全体的に見て、Z fはZ 6IIから進化し、多くの人がDfに期待していたカメラをついに実現したようだ。あとは、シグマがZマウント用のコンパクトな絞りリング付きiシリーズを発表することへの障壁さえ克服できれば、非常に面白くなるだろう。
とのこと。
外観こそZ fcとよく似ていますが、最新プロセッサの搭載や最新の撮影機能の実装など、目新しいポイントが多いレトロデザインのミラーレスカメラとなっていますね。ニコン初となるピクセルシフト撮影機能や世界初となるフォーカスポイントVRなど、まさかZ fで初実装することになるとは思ってもみなかったです。

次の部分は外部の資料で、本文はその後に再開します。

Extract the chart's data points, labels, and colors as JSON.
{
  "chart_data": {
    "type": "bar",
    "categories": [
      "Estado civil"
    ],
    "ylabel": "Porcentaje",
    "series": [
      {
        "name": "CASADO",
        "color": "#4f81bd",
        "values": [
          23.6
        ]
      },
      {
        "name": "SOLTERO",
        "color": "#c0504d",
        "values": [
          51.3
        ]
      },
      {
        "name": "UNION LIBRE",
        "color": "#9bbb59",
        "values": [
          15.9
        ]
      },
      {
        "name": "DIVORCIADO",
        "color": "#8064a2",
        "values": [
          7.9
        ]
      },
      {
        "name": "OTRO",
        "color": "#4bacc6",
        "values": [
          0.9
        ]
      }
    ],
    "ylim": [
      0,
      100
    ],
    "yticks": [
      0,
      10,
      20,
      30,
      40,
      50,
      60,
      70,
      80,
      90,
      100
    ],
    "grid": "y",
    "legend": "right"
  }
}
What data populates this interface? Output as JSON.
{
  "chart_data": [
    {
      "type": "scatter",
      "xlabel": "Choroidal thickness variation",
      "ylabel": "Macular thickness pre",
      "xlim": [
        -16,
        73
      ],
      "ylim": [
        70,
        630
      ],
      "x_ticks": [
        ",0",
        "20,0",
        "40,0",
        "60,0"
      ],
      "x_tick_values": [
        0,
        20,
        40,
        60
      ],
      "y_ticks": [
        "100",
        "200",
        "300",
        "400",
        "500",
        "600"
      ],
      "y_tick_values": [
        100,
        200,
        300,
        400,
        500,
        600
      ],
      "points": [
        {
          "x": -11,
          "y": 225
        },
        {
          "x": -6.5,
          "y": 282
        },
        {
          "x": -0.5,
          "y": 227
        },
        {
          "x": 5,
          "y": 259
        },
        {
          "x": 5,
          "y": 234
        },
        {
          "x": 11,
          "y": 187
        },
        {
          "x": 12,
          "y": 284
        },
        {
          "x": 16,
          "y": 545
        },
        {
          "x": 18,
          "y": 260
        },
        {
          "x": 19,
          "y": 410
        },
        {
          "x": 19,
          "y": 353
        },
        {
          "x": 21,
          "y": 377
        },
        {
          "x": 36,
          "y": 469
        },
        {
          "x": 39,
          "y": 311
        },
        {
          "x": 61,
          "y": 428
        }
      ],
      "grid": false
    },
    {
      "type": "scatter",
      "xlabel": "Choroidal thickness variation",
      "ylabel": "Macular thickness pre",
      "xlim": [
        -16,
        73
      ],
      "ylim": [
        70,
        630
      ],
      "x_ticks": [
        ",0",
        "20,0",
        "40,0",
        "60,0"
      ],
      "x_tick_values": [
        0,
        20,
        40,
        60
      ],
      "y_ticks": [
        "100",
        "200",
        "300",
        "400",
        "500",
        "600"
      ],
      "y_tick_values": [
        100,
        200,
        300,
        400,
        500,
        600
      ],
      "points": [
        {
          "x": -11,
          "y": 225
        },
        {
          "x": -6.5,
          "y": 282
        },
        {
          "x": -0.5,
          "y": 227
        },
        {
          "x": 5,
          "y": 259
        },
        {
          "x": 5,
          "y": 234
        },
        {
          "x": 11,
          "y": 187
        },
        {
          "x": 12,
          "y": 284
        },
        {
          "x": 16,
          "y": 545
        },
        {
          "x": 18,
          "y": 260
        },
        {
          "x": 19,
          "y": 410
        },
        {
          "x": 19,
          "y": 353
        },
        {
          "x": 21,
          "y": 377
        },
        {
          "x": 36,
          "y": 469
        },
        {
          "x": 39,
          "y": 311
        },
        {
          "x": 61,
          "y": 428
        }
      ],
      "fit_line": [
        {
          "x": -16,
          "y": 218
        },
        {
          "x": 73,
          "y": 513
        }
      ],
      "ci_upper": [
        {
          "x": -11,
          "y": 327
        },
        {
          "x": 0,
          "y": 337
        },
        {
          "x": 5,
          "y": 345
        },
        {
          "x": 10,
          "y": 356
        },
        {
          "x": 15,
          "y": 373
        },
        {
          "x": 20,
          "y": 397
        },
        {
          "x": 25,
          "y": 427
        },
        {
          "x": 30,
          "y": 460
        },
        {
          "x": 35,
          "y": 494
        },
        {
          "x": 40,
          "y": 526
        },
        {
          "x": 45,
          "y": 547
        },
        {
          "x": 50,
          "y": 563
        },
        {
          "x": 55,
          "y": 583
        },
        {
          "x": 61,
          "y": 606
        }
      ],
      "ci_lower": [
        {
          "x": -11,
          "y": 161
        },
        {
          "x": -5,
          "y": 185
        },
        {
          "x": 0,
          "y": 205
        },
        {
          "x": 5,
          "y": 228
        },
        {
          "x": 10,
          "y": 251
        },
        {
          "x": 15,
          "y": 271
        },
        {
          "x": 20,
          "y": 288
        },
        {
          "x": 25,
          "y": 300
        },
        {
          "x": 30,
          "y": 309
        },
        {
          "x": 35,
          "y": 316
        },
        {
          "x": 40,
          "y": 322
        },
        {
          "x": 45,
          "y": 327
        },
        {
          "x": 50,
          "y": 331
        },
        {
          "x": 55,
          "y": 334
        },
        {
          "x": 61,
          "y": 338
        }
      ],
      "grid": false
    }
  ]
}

DPReviewのファーストインプレッションでは、裏面照射型の2450万画素CMOSセンサーはZ 6などに搭載しているセンサーと共通点が見られる模様。ローリングシャッターなどは従来通りとなっているため、電子シャッターや動画撮影では影響があるかもしれません。とは言え、高ISO性能などは定評のあるセンサーなので、メカシャッターで静止画撮影する分には特に問題は無さそう。
最新プロセッサらしく、AFシステムはZ 8やZ 9を継承している模様。積層型CMOSセンサーほどの高速処理は期待できないものの、被写体検出機能で簡単に被写体へフォーカスすることができそうです。DPReviewでは言及していませんが、カスタムワイドエリアAFにも対応しているほか、被写体検出を使ったフォーカスエイド機能なども備えている模様。
ファインダーは0.8倍 369万ドットと、フルサイズZカメラでは一般的なスペックを採用。光学系まで同じかどうか不明ですが、少なくともZ 6のファインダー光学系と似たようなレンズ構成を採用しているようです。Z fcのようななんちゃって丸窓ではなく、Z 8などと共通の丸窓アイピースを採用しているのも嬉しいポイント(アクセサリを共通できる)。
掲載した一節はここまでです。